Machine Learning: Higher, Faster, Stronger
Ohad Shamir, Microsoft Research New England
Computer Science Small Auditorium (Room 105)
Tuesday, February 21, 2012, 4:30 PM - 5:30 PM
Over the past decade, machine learning has emerged as a major and
highly influential discipline of computer science and engineering. As
the scope and variety of its applications increase, it faces novel and
increasingly challenging settings, which go beyond classical learning
frameworks. In this talk, I will present two recent works which fall
under this category. The first work introduces a new model of sequential
decision making with partial information. The model interpolates
between two well-known online learning settings ("experts" and
multi-armed bandits), and trades-off between the information obtained
per round and the total number of rounds required to reach the same
performance. The second work discusses the problem of parallelizing
gradient-based learning algorithms, which is increasingly important for
web-scale applications, but is highly non-trivial as these algorithms
are inherently sequential. We show how this can be done using a generic
and simple protocol, prove its theoretical optimality, and substantiate
its performance experimentally on large-scale data.

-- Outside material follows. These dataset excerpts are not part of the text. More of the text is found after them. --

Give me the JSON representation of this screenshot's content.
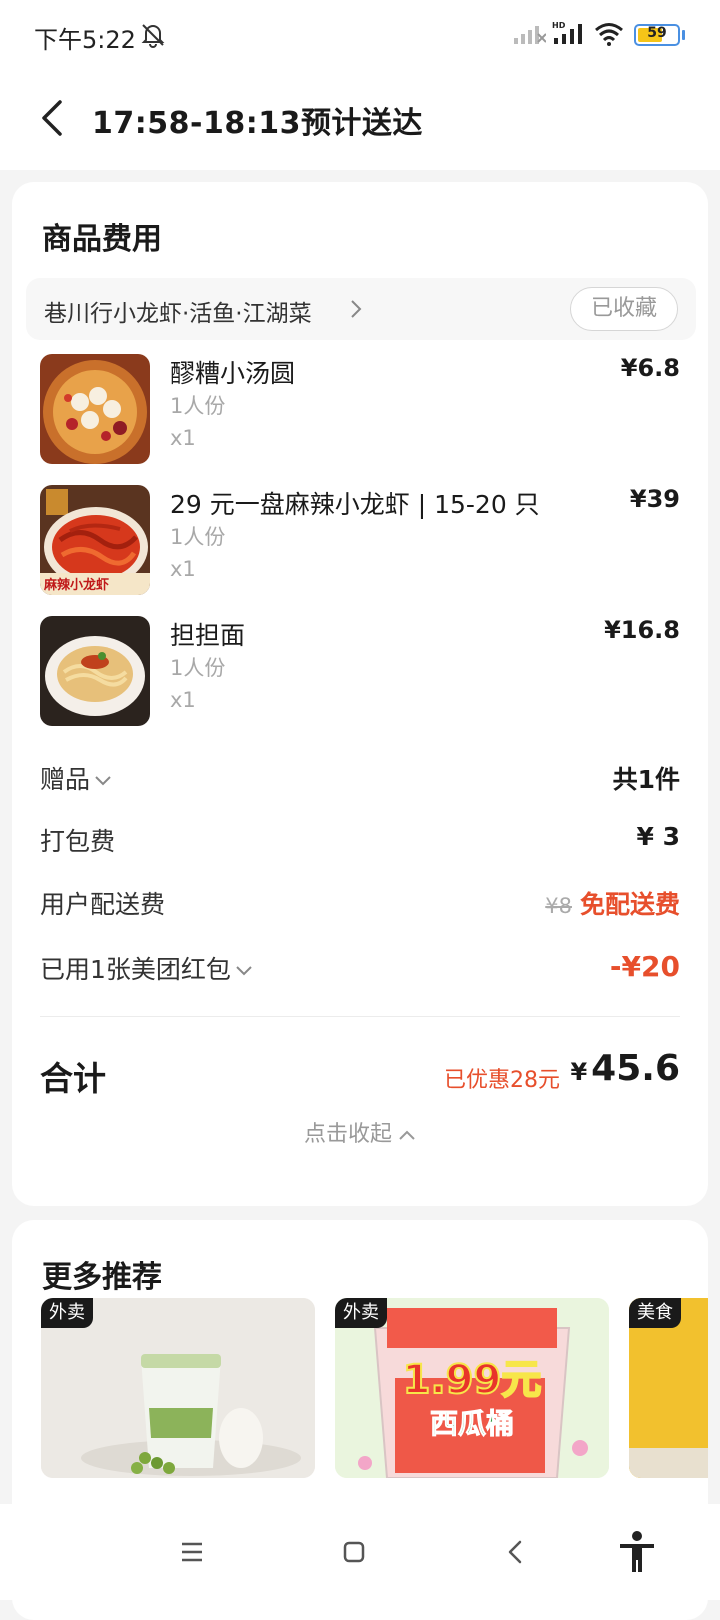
{
  "status_bar": {
    "time": "下午5:22",
    "battery": "59"
  },
  "header": {
    "title": "17:58-18:13预计送达"
  },
  "fees_section": {
    "title": "商品费用",
    "shop_name": "巷川行小龙虾·活鱼·江湖菜",
    "favorite_label": "已收藏",
    "items": [
      {
        "name": "醪糟小汤圆",
        "spec": "1人份",
        "qty": "x1",
        "price": "¥6.8",
        "icon": "dumpling-soup-photo"
      },
      {
        "name": "29 元一盘麻辣小龙虾 | 15-20 只",
        "spec": "1人份",
        "qty": "x1",
        "price": "¥39",
        "icon": "crayfish-photo",
        "image_caption": "麻辣小龙虾"
      },
      {
        "name": "担担面",
        "spec": "1人份",
        "qty": "x1",
        "price": "¥16.8",
        "icon": "noodle-photo"
      }
    ],
    "gift": {
      "label": "赠品",
      "value": "共1件"
    },
    "packing": {
      "label": "打包费",
      "value": "¥ 3"
    },
    "delivery": {
      "label": "用户配送费",
      "original": "¥8",
      "value": "免配送费"
    },
    "coupon": {
      "label": "已用1张美团红包",
      "value": "-¥20"
    },
    "total": {
      "label": "合计",
      "saved": "已优惠28元",
      "currency": "¥",
      "amount": "45.6"
    },
    "collapse_label": "点击收起"
  },
  "recommend_section": {
    "title": "更多推荐",
    "cards": [
      {
        "tag": "外卖",
        "icon": "matcha-drink-photo"
      },
      {
        "tag": "外卖",
        "icon": "watermelon-bucket-photo",
        "poster_price": "1.99元",
        "poster_text": "西瓜桶"
      },
      {
        "tag": "美食",
        "icon": "food-photo"
      }
    ]
  },
  "colors": {
    "accent_red": "#e74f2c",
    "background": "#f4f4f4",
    "card": "#ffffff"
  }
}
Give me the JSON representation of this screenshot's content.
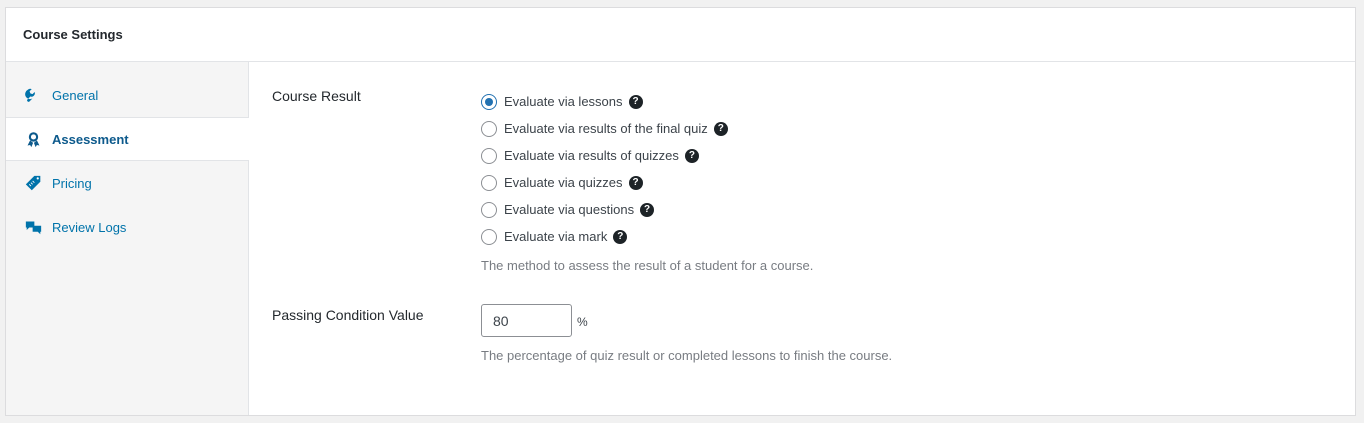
{
  "panel": {
    "title": "Course Settings"
  },
  "tabs": [
    {
      "label": "General",
      "icon": "wrench-icon"
    },
    {
      "label": "Assessment",
      "icon": "award-icon"
    },
    {
      "label": "Pricing",
      "icon": "price-tag-icon"
    },
    {
      "label": "Review Logs",
      "icon": "chat-bubbles-icon"
    }
  ],
  "course_result": {
    "label": "Course Result",
    "options": [
      {
        "label": "Evaluate via lessons",
        "checked": true
      },
      {
        "label": "Evaluate via results of the final quiz",
        "checked": false
      },
      {
        "label": "Evaluate via results of quizzes",
        "checked": false
      },
      {
        "label": "Evaluate via quizzes",
        "checked": false
      },
      {
        "label": "Evaluate via questions",
        "checked": false
      },
      {
        "label": "Evaluate via mark",
        "checked": false
      }
    ],
    "help_glyph": "?",
    "description": "The method to assess the result of a student for a course."
  },
  "passing_condition": {
    "label": "Passing Condition Value",
    "value": "80",
    "unit": "%",
    "description": "The percentage of quiz result or completed lessons to finish the course."
  },
  "colors": {
    "accent": "#2271b1",
    "link": "#0073aa",
    "active_tab": "#0d5a8c"
  }
}
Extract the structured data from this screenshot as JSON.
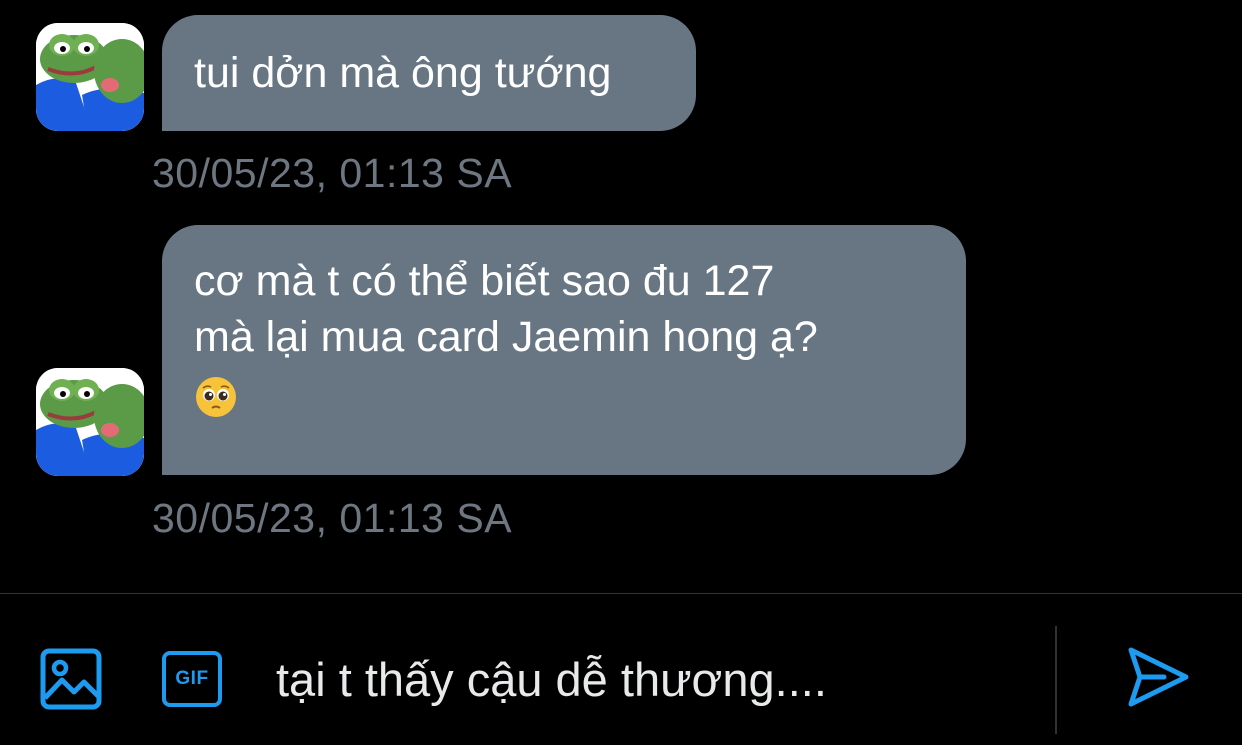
{
  "conversation": {
    "messages": [
      {
        "text_lines": [
          "tui dởn mà ông tướng"
        ],
        "timestamp": "30/05/23, 01:13 SA",
        "avatar_icon": "frog-avatar-icon"
      },
      {
        "text_lines": [
          "cơ mà t có thể biết sao đu 127",
          "mà lại mua card Jaemin hong ạ?"
        ],
        "emoji": "pleading-face-emoji",
        "timestamp": "30/05/23, 01:13 SA",
        "avatar_icon": "frog-avatar-icon"
      }
    ]
  },
  "composer": {
    "media_icon": "image-icon",
    "gif_label": "GIF",
    "input_value": "tại t thấy cậu dễ thương....",
    "send_icon": "send-icon"
  },
  "colors": {
    "background": "#000000",
    "bubble": "#687684",
    "timestamp": "#6e7781",
    "accent": "#1d9bf0",
    "input_text": "#e7e9ea"
  }
}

Ohad Shamir is a postdoctoral researcher at Microsoft Research New
England. He joined Microsoft in 2010 after receiving a Ph.D. in computer
science from the Hebrew university, advised by Prof. Naftali Tishby.
His research focuses on machine learning, with emphasis on novel
algorithms which combine practical applicability and theoretical
insight. His work was recognized by several awards, such as the Hebrew
University's Schlomiuk Ph.D. thesis prize, the COLT 2010 best paper
award, and the Wolf foundation scholarship.